The runtime results verify that CDD performs on acceptable levels for many processes and few partitions. The MPS method performs equally well as the DLB heuristic with few processes and many partitions. Both figures show, that there is a region where neither of the previous strategies perform acceptably compared to the new heuristic and that this performance gap widens with an increasing number of processes.
Finally, employing the DLB heuristic, ExaML executes twice as fast with 48 processes than with 24 processes and thus exhibits an optimum scaling factor of about 2.07 in all cases. For comparison, under CDD, scaling factors ranged from 1.24 to 1.75 and under MPS, scaling factors ranged from 1.00 (i.e., no parallel runtime improvement) to 2.04.

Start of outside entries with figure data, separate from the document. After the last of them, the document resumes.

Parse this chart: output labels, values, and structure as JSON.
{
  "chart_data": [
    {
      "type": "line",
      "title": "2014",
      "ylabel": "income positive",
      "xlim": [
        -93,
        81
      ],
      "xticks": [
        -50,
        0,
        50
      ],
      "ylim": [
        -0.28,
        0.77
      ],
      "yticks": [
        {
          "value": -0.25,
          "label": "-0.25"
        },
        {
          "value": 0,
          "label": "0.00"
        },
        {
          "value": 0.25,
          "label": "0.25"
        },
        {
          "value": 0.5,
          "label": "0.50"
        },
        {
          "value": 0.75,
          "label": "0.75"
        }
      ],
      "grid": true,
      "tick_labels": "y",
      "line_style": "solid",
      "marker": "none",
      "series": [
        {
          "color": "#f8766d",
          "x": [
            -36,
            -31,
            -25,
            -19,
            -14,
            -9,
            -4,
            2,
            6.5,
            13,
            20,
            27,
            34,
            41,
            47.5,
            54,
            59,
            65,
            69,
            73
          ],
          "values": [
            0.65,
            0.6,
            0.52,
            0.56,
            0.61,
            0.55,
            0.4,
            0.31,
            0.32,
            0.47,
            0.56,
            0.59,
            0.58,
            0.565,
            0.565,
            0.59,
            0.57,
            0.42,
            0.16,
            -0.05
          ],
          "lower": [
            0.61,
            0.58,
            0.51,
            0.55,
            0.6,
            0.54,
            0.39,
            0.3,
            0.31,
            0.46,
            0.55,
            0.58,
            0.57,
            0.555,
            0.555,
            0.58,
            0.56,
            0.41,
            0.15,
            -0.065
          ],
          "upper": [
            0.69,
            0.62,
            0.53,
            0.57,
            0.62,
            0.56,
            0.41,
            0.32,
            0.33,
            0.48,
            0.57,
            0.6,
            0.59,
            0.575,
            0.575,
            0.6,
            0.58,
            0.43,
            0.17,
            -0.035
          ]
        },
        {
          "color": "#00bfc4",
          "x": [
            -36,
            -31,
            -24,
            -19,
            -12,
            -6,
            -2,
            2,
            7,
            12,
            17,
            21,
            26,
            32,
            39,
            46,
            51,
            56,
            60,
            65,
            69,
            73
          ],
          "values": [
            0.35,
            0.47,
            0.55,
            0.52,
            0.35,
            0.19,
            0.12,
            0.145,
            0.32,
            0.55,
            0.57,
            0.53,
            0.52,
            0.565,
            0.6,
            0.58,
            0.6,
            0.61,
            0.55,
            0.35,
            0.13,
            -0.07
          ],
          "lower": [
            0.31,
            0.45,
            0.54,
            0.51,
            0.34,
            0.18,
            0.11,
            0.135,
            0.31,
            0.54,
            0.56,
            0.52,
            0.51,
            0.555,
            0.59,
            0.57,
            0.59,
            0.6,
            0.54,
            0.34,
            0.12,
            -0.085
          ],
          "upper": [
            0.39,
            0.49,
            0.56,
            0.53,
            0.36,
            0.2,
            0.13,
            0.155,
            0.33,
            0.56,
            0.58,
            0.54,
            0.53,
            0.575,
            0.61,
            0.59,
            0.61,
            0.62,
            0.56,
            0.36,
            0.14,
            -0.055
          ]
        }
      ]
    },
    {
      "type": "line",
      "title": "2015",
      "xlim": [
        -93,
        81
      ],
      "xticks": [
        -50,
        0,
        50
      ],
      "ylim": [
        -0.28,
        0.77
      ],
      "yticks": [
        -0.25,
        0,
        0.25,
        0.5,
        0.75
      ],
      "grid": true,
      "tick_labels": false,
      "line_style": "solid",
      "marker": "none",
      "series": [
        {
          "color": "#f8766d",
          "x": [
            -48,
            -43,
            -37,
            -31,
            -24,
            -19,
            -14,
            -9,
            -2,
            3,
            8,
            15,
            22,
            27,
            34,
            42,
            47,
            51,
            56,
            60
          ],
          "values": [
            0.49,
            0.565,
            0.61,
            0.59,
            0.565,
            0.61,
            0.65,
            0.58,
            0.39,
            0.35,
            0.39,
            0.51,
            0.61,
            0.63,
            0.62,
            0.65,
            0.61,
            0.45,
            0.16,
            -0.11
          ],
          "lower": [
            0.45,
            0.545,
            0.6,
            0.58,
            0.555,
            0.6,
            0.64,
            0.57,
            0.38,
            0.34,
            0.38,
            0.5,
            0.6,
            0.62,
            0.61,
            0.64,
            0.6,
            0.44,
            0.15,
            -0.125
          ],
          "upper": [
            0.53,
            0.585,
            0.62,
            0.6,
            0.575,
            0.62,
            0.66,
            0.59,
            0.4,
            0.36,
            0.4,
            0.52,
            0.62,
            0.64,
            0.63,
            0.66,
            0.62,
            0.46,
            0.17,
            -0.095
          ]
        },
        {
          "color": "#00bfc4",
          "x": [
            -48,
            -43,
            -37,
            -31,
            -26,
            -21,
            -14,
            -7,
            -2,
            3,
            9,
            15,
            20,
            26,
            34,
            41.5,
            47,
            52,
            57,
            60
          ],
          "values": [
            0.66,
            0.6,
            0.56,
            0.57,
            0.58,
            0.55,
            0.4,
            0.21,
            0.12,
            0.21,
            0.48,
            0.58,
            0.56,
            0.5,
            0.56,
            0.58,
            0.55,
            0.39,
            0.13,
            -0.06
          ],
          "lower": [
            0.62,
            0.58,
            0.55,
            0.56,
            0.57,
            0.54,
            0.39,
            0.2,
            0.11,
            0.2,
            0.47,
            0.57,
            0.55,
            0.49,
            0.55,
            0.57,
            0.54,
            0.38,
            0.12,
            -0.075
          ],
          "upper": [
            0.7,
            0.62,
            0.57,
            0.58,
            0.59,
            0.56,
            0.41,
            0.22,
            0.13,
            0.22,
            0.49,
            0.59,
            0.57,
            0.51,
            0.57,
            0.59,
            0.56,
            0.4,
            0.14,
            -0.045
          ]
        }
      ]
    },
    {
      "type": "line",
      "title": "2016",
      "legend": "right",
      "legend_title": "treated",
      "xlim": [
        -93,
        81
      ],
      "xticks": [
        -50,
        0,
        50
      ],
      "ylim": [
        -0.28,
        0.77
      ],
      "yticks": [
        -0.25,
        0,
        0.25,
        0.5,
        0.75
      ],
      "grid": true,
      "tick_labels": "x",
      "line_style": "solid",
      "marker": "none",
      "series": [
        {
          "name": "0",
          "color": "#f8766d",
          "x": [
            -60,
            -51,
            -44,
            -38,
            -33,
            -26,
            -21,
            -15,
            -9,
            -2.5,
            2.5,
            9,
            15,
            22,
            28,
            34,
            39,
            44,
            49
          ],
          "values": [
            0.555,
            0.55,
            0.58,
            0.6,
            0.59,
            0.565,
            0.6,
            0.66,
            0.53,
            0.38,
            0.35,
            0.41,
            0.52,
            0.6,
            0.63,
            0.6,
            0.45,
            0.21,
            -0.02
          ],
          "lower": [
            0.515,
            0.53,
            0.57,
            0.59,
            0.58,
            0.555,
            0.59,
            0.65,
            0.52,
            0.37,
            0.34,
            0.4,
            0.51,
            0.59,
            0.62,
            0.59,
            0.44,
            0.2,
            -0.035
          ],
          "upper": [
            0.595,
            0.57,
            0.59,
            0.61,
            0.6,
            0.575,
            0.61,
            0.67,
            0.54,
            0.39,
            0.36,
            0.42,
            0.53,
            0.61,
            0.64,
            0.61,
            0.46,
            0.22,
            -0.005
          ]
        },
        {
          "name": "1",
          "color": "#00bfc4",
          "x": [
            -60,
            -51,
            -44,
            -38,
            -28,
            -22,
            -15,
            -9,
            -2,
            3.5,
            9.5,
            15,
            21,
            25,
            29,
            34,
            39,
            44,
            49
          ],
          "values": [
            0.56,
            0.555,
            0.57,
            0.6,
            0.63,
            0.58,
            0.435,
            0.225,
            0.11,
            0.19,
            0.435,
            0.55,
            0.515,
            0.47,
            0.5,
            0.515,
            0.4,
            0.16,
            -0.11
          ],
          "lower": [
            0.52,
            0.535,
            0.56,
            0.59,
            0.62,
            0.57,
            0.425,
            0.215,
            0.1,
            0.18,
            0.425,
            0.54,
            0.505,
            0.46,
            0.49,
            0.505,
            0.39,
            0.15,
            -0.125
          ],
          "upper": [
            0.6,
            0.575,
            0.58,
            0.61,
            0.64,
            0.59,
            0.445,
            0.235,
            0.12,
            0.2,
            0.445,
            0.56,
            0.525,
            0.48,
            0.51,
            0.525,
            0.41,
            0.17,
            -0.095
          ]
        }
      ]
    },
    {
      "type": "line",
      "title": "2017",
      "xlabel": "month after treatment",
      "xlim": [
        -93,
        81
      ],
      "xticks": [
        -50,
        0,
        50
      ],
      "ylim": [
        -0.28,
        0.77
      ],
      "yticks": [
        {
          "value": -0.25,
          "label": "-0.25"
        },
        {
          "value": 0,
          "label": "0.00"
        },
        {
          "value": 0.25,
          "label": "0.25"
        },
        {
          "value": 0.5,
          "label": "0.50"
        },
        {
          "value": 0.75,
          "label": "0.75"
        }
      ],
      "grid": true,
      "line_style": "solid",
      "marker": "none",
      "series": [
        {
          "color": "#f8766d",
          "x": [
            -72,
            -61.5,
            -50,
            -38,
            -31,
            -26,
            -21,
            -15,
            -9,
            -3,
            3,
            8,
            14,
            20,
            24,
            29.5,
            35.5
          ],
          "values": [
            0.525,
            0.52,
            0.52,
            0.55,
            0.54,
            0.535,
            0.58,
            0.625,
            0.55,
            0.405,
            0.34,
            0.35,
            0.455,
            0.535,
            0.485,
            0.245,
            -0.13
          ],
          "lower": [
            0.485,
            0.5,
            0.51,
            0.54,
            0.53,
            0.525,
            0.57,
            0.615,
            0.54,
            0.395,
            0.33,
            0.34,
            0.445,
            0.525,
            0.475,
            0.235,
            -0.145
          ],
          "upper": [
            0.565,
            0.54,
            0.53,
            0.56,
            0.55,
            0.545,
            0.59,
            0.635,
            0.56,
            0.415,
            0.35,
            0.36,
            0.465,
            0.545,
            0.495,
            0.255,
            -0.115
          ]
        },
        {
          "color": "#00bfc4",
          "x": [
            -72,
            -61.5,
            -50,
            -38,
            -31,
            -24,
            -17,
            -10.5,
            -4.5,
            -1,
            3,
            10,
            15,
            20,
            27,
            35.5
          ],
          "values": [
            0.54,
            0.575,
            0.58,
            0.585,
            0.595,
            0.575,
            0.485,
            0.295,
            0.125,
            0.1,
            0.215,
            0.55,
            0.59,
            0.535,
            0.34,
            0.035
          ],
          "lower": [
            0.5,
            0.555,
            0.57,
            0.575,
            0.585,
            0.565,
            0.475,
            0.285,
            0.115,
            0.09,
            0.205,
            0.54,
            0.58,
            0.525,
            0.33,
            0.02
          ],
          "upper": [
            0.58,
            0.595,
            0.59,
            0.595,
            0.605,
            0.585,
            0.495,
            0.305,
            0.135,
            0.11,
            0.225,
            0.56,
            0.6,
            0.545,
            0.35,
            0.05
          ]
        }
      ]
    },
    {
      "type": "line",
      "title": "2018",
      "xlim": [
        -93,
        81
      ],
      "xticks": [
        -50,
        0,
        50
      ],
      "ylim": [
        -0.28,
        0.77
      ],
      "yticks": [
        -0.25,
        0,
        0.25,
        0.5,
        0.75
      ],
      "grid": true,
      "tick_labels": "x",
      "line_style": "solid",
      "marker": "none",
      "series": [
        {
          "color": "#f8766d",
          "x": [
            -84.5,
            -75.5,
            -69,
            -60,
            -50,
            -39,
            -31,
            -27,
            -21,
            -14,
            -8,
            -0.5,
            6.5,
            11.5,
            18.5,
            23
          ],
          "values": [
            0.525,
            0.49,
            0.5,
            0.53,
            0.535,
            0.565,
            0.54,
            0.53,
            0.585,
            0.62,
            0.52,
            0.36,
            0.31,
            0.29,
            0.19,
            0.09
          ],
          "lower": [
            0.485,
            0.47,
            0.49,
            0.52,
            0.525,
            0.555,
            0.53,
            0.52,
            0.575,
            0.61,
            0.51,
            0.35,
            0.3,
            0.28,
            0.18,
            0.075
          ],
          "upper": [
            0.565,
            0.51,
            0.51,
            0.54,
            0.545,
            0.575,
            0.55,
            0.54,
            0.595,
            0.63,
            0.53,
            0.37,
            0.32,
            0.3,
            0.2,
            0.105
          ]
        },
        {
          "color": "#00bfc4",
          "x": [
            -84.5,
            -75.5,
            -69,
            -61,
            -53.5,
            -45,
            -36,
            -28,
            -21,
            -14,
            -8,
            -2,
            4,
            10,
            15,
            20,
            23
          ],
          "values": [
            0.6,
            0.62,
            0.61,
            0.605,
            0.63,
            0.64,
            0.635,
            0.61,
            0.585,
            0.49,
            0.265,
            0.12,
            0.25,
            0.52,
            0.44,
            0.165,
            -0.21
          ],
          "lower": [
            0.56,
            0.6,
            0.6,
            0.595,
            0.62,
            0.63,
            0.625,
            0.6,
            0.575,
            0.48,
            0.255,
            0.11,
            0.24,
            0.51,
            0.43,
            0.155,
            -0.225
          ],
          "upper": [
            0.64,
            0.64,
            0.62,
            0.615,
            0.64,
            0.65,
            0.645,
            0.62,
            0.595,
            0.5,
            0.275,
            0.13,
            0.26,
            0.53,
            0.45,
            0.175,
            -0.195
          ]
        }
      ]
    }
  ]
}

For ExaBayes, the comparison among the three data distribution algorithms is less straight-forward. This is because for runtimes of MPS and CDD,we employed ExaBay- es version 1.2.1, whereas for the DLB algorithm, ExaBayes version 1.4.1 was used. Because of updates in the PLL and several substantial code modifications (including bug fixes), later versions of ExaBayes generally run faster (not considering the runtime gain achieved by DLB). For instance, along with the implementation of DLB, the I/O overhead at start-up could be reduced. Thus, each PE computes the assignment and subsequently only reads the portion of a preprocessed binary alignment that was assigned to it by DLB. Still, in ExaBayes, we observe a similar runtime behavior for the data distribution algorithms (see bottom of Fig. 5.11) as for ExaML. Analogously, there exists a range of partition schemes for which neither MPS nor CDD perform optimally. Specifically, the runtime penalty for CDD increases more rapidly in ExaBayes for a growing number of partitions than in ExaML. Even for the DLB data distribution, datasets with more partitions require more runtime. A likely cause for this is that Exa- Bayes has a constant proportion of AA matrix proposals, while in ExaML the initially specified matrix is kept fixed. For ExaBayes, we also obtain efficient relative speed-up values between 1.63 and 2.67 (comparing runs with 24 and 48 processes).